Turovsky_CD

The Strad Issue: January 2010
Musicians: Aronowitz Ensemble
Composer: Vaughan Williams, Watkins, Elgar

For its debut disc, the enterprising Aronowitz Ensemble brings together three British works inspired by ‘nostalgia and a longing for reinvention’, but the result is neither indulgent nor gloomy. Far from it: Vaughan Williams’s Phantasy Quintet for strings of 1912 breathes the spacious air of his Tallis Fantasia and Lark Ascending, and looks back to earlier music (the composer’s Mozartian instrumentation with two violas seems to evoke a viol consort) while adopting a ‘modern’ use of modalism. The balance and ensemble sound nigh perfect here and yet the players weave plenty of individuality into their solo moments, most eloquently the viola of Jennifer Stumm (one presumes from the player list).

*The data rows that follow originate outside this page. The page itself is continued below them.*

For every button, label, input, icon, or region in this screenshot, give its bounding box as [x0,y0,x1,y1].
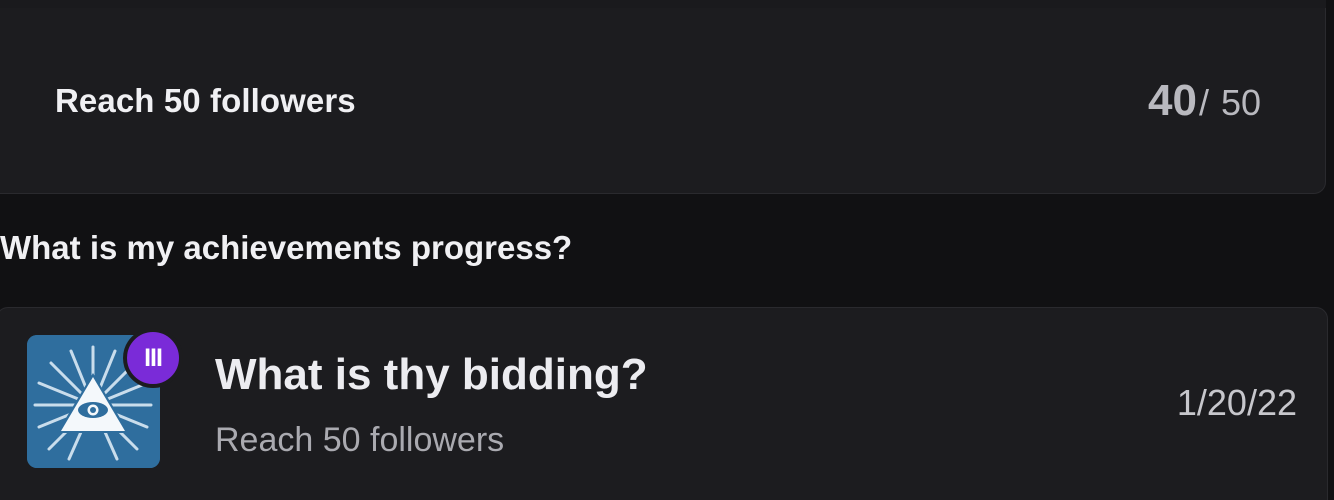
achievement-date: 1/20/22 [1176,382,1297,423]
tier-badge: III [123,328,183,388]
progress-title: Reach 50 followers [55,82,356,119]
progress-count: 40 / 50 [1148,76,1261,126]
achievement-card[interactable]: III What is thy bidding? Reach 50 follow… [0,307,1328,500]
progress-card[interactable]: Reach 50 followers 40 / 50 [0,8,1326,194]
section-heading: What is my achievements progress? [0,229,573,266]
progress-separator: / [1198,82,1209,123]
achievement-description: Reach 50 followers [215,421,505,459]
progress-current-value: 40 [1147,76,1197,125]
achievements-page: Reach 50 followers 40 / 50 What is my ac… [0,0,1334,500]
achievement-title: What is thy bidding? [215,350,648,399]
progress-target-value: 50 [1220,82,1261,123]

Huw Watkins’s Sad Steps, for string sextet and piano, explores a wide range of expression in its fantasia form, and through his ingenious use of the ensemble Watkins has opened up fresh vistas in the much-travelled strings-and-piano landscape, richly painted by the musicians here.

In Elgar’s Piano Quintet, a late work imbued with nostalgia for pre-First World War certainties, the players find the muscle in its unashamedly Brahmsian writing, but there’s also an apt air of wistfulness in the way they turn the more pensive melodies. It’s an affecting account that deserves wide currency, capping a warmly recorded first release from new label Sonimage.